Metadata-Version: 2.1
Name: clustered_imputation
Version: 1.0.2
Summary: Adding correlation to handle MNAR
Author: MRINAL KANGSA BANIK
Author-email: <manukbanik30@gmail.com>
Keywords: python,imputation,MNAR
Classifier: Development Status :: 1 - Planning
Classifier: Intended Audience :: Developers
Classifier: Programming Language :: Python :: 3
Classifier: Operating System :: Unix
Classifier: Operating System :: MacOS :: MacOS X
Classifier: Operating System :: Microsoft :: Windows
Description-Content-Type: text/markdown
License-File: LICENSE


# Clustering Imputation

## Installation

To install the package, run:

```bash

pip install clustering-imputation

```

## Usage



```python

from clustered_imputation import clusterImputer

df = ...  # Load your dataset

x = clusterImputer(data , basic_imputation , num_imputation , corr_threshold , max_iter)

x.impute()

```

# About the Package

## Features to be passed to the class clusterImputer

* data --> Pass your dataframe

* basic_imputation : Literal["mice" , "sice" , "em"] --> What imputation you want to perform on your clusters

* num_imputation : Literal["mean" , "median"] --> How do you want to handle your initial numeric column imputation for creating correlation matrix

* corr_threshold : 0.6 -->Threshold value to be used with respect to correlation matrix to create clusters

* max_iter : 10 -->Maximum iteration for MICE and SICE

## Problem Statement



* Traditional imputation techniques face several challenges:



* High-Dimensional and Sparse Data: Existing methods struggle with large, sparse datasets; efficient techniques for such cases are needed.

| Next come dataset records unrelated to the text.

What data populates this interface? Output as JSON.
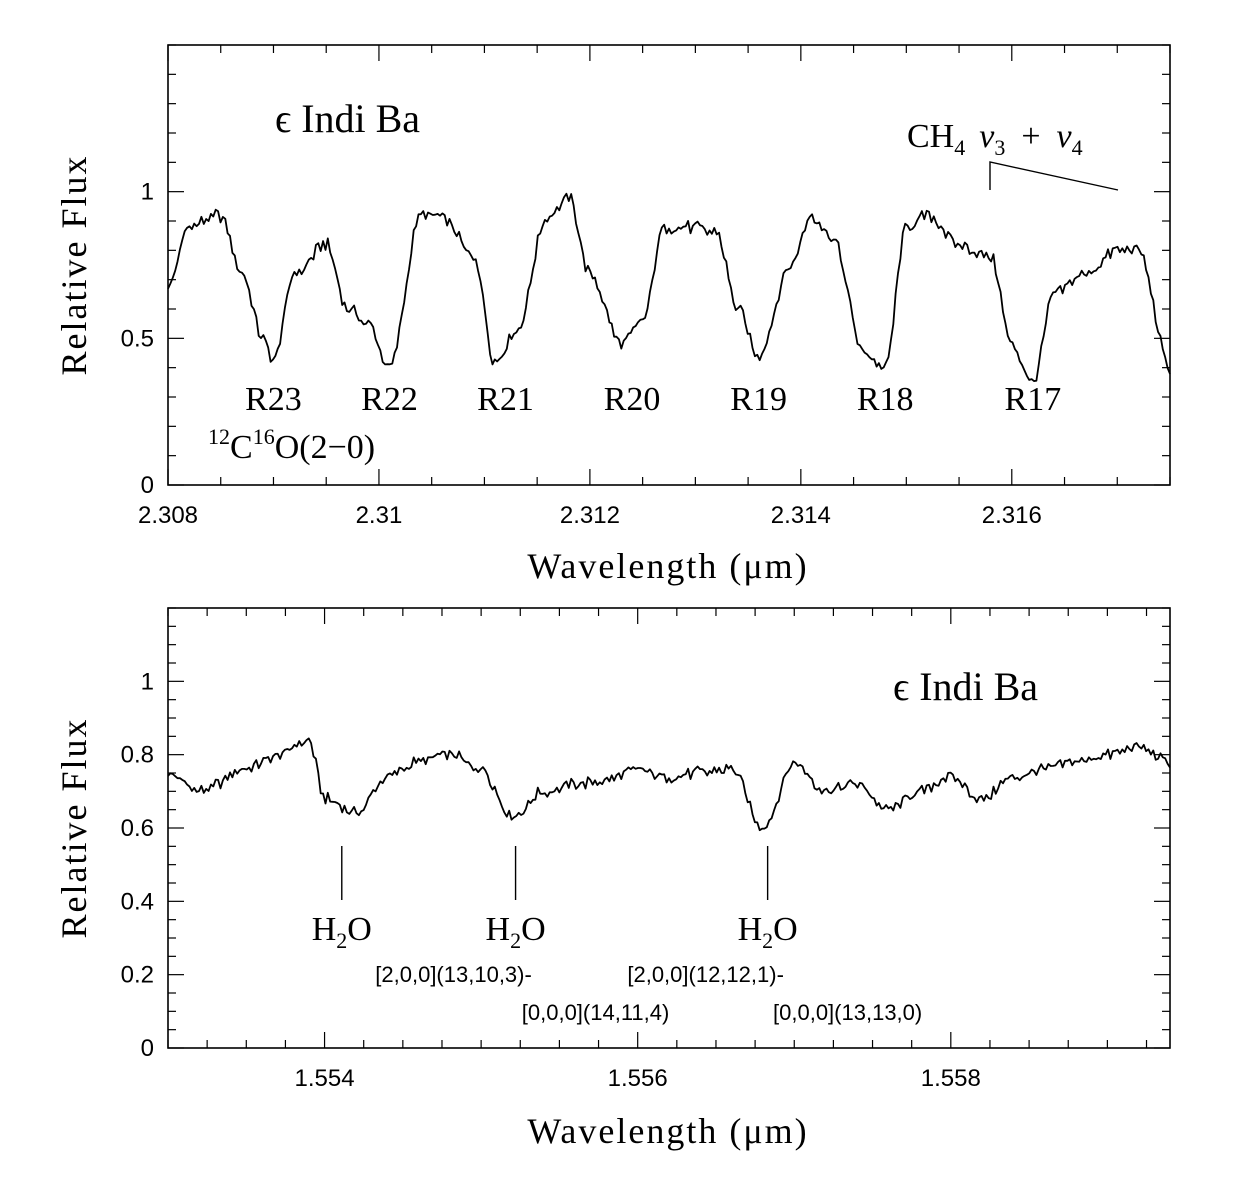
{
  "chart_data": [
    {
      "type": "line",
      "title": "ϵ Indi Ba",
      "xlabel": "Wavelength (μm)",
      "ylabel": "Relative Flux",
      "xlim": [
        2.308,
        2.3175
      ],
      "ylim": [
        0,
        1.5
      ],
      "x_ticks": [
        2.308,
        2.31,
        2.312,
        2.314,
        2.316
      ],
      "x_tick_labels": [
        "2.308",
        "2.31",
        "2.312",
        "2.314",
        "2.316"
      ],
      "y_ticks": [
        0,
        0.5,
        1
      ],
      "y_tick_labels": [
        "0",
        "0.5",
        "1"
      ],
      "grid": false,
      "series": [
        {
          "x": [
            2.308,
            2.3082,
            2.3085,
            2.3087,
            2.3089,
            2.309,
            2.3092,
            2.3095,
            2.3097,
            2.3099,
            2.3101,
            2.3104,
            2.3106,
            2.3109,
            2.3111,
            2.3113,
            2.3116,
            2.3118,
            2.312,
            2.3123,
            2.3125,
            2.3127,
            2.3129,
            2.3132,
            2.3134,
            2.3136,
            2.3139,
            2.3141,
            2.3143,
            2.3146,
            2.3148,
            2.315,
            2.3152,
            2.3155,
            2.3158,
            2.316,
            2.3162,
            2.3164,
            2.3167,
            2.317,
            2.3172,
            2.3175
          ],
          "y": [
            0.68,
            0.88,
            0.92,
            0.72,
            0.5,
            0.43,
            0.72,
            0.82,
            0.6,
            0.55,
            0.4,
            0.92,
            0.91,
            0.78,
            0.42,
            0.52,
            0.92,
            0.98,
            0.72,
            0.48,
            0.56,
            0.88,
            0.88,
            0.86,
            0.6,
            0.44,
            0.75,
            0.92,
            0.84,
            0.45,
            0.4,
            0.88,
            0.92,
            0.82,
            0.78,
            0.48,
            0.35,
            0.65,
            0.72,
            0.8,
            0.8,
            0.4
          ]
        }
      ],
      "annotations": {
        "co_lines": [
          {
            "label": "R23",
            "x": 2.309
          },
          {
            "label": "R22",
            "x": 2.3101
          },
          {
            "label": "R21",
            "x": 2.3112
          },
          {
            "label": "R20",
            "x": 2.3124
          },
          {
            "label": "R19",
            "x": 2.3136
          },
          {
            "label": "R18",
            "x": 2.3148
          },
          {
            "label": "R17",
            "x": 2.3162
          }
        ],
        "co_band": {
          "sup1": "12",
          "c": "C",
          "sup2": "16",
          "rest": "O(2−0)"
        },
        "ch4_band": {
          "prefix": "CH",
          "sub4": "4",
          "nu": "ν",
          "sub3": "3",
          "plus": "+",
          "nu2": "ν",
          "sub4b": "4"
        }
      }
    },
    {
      "type": "line",
      "title": "ϵ Indi Ba",
      "xlabel": "Wavelength (μm)",
      "ylabel": "Relative Flux",
      "xlim": [
        1.553,
        1.5594
      ],
      "ylim": [
        0,
        1.2
      ],
      "x_ticks": [
        1.554,
        1.556,
        1.558
      ],
      "x_tick_labels": [
        "1.554",
        "1.556",
        "1.558"
      ],
      "y_ticks": [
        0,
        0.2,
        0.4,
        0.6,
        0.8,
        1
      ],
      "y_tick_labels": [
        "0",
        "0.2",
        "0.4",
        "0.6",
        "0.8",
        "1"
      ],
      "grid": false,
      "series": [
        {
          "x": [
            1.553,
            1.5532,
            1.5535,
            1.5537,
            1.5539,
            1.554,
            1.5542,
            1.5544,
            1.5546,
            1.5548,
            1.555,
            1.5552,
            1.5554,
            1.5556,
            1.5558,
            1.556,
            1.5562,
            1.5564,
            1.5566,
            1.5568,
            1.557,
            1.5572,
            1.5574,
            1.5576,
            1.5578,
            1.558,
            1.5582,
            1.5584,
            1.5586,
            1.5588,
            1.559,
            1.5592,
            1.5594
          ],
          "y": [
            0.75,
            0.7,
            0.76,
            0.8,
            0.84,
            0.68,
            0.64,
            0.74,
            0.78,
            0.8,
            0.76,
            0.63,
            0.7,
            0.72,
            0.73,
            0.76,
            0.74,
            0.75,
            0.76,
            0.6,
            0.78,
            0.7,
            0.72,
            0.65,
            0.7,
            0.74,
            0.68,
            0.74,
            0.76,
            0.78,
            0.8,
            0.82,
            0.78
          ]
        }
      ],
      "annotations": {
        "h2o_lines": [
          {
            "x": 1.55411,
            "label": "H",
            "sub": "2",
            "rest": "O",
            "lines": []
          },
          {
            "x": 1.55522,
            "label": "H",
            "sub": "2",
            "rest": "O",
            "lines": [
              "[2,0,0](13,10,3)-",
              "[0,0,0](14,11,4)"
            ]
          },
          {
            "x": 1.55683,
            "label": "H",
            "sub": "2",
            "rest": "O",
            "lines": [
              "[2,0,0](12,12,1)-",
              "[0,0,0](13,13,0)"
            ]
          }
        ]
      }
    }
  ]
}
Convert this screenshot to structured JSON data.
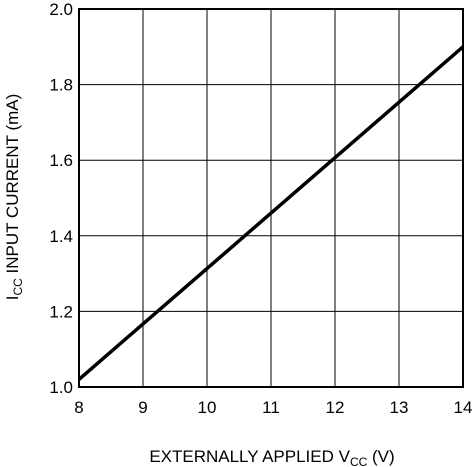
{
  "chart_data": {
    "type": "line",
    "title": "",
    "xlabel_main": "EXTERNALLY APPLIED V",
    "xlabel_sub": "CC",
    "xlabel_tail": " (V)",
    "ylabel_main": "I",
    "ylabel_sub": "CC",
    "ylabel_tail": " INPUT CURRENT (mA)",
    "xlim": [
      8,
      14
    ],
    "ylim": [
      1.0,
      2.0
    ],
    "x_ticks": [
      "8",
      "9",
      "10",
      "11",
      "12",
      "13",
      "14"
    ],
    "y_ticks": [
      "1.0",
      "1.2",
      "1.4",
      "1.6",
      "1.8",
      "2.0"
    ],
    "grid": true,
    "series": [
      {
        "x": [
          8,
          14
        ],
        "y": [
          1.02,
          1.9
        ]
      }
    ]
  }
}
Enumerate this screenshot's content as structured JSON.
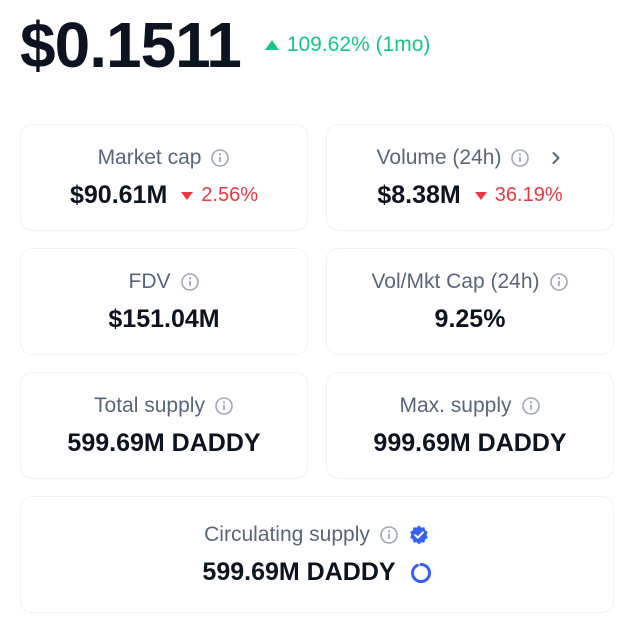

* Temporal Dependencies: Current methods often overlook temporal correlations in data.

## Need to develop a new algo

* Non-Random Missingness: Few methods address non-random missing patterns; improvements here could boost real-world application accuracy. We aim to develop an imputation method that considers "Missing Not at Random" (MNAR).



* Computational Complexity: MICE and EM methods are computationally expensive for high-dimensional data. Our approach aims to reduce time complexity.



## Philosophy of Our Solution: Clustered MICE/EM



We propose a clustering-based approach:



* Identify correlations between features.



* Apply MICE/EM within clusters rather than on the entire dataset.



* Combine results to reconstruct the dataset.



* This method effectively handles MNAR data by leveraging feature correlations.



For further details refer this [ppt](https://docs.google.com/presentation/d/1UZ2uDkleSgB2ZttjG1D6nmQhqk7uz5FQRW5UmSkB0Sg/edit?usp=sharing)

## Contributing



Pull requests are welcome. For major changes, please open an issue first

to discuss what you would like to change.



Please make sure to update tests as appropriate.